第142話 文芸部紅葉デート

 僕は高校の文芸部長で、春日部さんは部員だった。

 僕は3年生で、彼女は1年後輩の2年生。

 文芸部員はふたりだけだった。


 ふたりとも、ノベルアッププラスという小説投稿サイトで自作の小説を発表していた。

 ノベルアッププラスでは、秋の5題小説マラソンという企画を開催していて、僕たちはそれに参加しながら、小説執筆の練習をしていた。

 今週が最後の5週目で、お題は『紅葉』だった。


 金曜日、僕たちは部室で缶コーヒーを飲みながら、会話をしていた。

「紅葉か……。春日部さん、書けそう?」

「うーん、ありふれた題材ですね。書けないことはないと思いますが、ありふれた新鮮味のない小説になってしまいそうです」

「そうなんだよね。僕もそんな感じ……」


 春日部さんは上目遣いに僕を見ながら、少しもじもじしていた。

「どうかした、春日部さん?」

「あの、先輩、明日紅葉を見に行ってみませんか? 実際に紅葉を見たら、よい小説が書けるかもしれません」

「ああ、それはいい思いつきだね。ちょうどいま、紅葉の季節だし」

 僕はさらっと答えたが、内心ではかなりドキッとしていた。

 春日部さんと紅葉を見に行く。それって、デートみたいじゃないか。


「先輩、石垣山はどうですか? 近場だし、スニーカーでも登れるお手軽な山らしいですよ。ふ、ふたりで行きませんか?」

 ふたり、という台詞が震えていた。

 やはりこれはデートのお誘いのようだ、と僕は思った。


 春日部さんは、ときどき僕の身体に軽く触れる。

 肩を叩いたり、ハイタッチを求めたり、腕を握ってきたりする。

 ハグされたこともある。文化祭で売り出した僕たちのつくった部誌が完売したときのことだ。
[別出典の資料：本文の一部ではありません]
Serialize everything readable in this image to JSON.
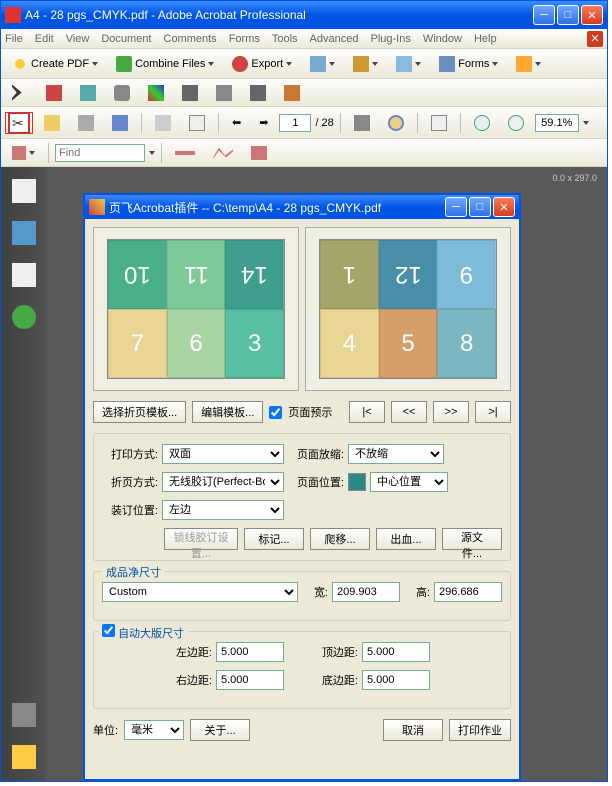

 そのとき、彼女は僕に気があるのかもしれない、と思った。


 彼女は黒縁の眼鏡をしていて、一見地味に見えるが、実は美人だ。

 目がぱっちりと大きくて、愛らしい顔立ちをしている。

 性格もよくて、真面目に小説執筆に取り組んでいるし、部長である僕の指示をしっかりと守ってくれる。

 熱心に部誌制作に取り組んでくれて、短編小説だけでなく、詩やエッセイも書いてくれる。

 彼女とふたりきりの部活動は、とても素敵だった。


 僕は春日部さんが好きだった。

 彼女も、僕を好きなのかもしれない。

 石垣山で彼女に告白しよう、と僕は決心した。

 

 土曜日、僕と春日部さんは高校の最寄りの駅のホームで待ち合わせをし、電車で石垣山駅に向かった。

 彼女は山歩きには不向きではないかと思うほどおしゃれをしていた。山へ行くのに、スカートを穿いていた。

 うわあ、春日部さん、かわいい……。

 僕は顔が熱くなってしまった。頬が紅潮しているかもしれない。恥ずかしい。


「か、かわいいね、その服」と僕は必死になって言った。

「あ、ありがとうございます。せ、先輩のファッションも格好いいですよ」と彼女は言ったが、そんなはずはない。

 僕は平凡なチェックのシャツとジーンズを着ているだけだった。


 石垣山はきれいに紅葉していた。

 僕たちは歩きやすい山道をゆっくりと登っていった。

「紅葉、美しいですね」と春日部さんが言った。

 僕は、紅葉より春日部さんの方が美しいよ、と言いそうになったが、そんな恥ずかしい台詞を実際に口に出せるわけもなく、「そうだね」とだけ答えた。


 石垣山の山頂には、古い城の石垣が少しだけ残っている。

 僕たちはその石垣に腰掛け、周りに広がる赤い紅葉を眺めた。

 言え、告白するんだ、と僕は僕の心に命令した。しかし、「いい眺めだね。ノベルアッププラスのマラソン小説、書けるような気がしてきたよ」などと、どうでもいいことしか言うことができなかった。

 僕はいくじなしだ。


 そのとき、僕の気持ちを上向かせることが起こった。

 僕は手のひらを石垣の上に置いていたのだが、春日部さんの手が、そのうえに重ねられてきたのだ。

 彼女の手は少し汗ばんで、震えていた。

 僕は彼女の顔を見た。

 紅葉よりも真っ赤に染まっていた。


「好きだよ、春日部さん」

「わ、わたしも先輩が好きです……」


 僕は彼女と手を繋ぎながら下山した。

 紅葉なんて目に入らなくて、彼女の顔ばかり見ていた。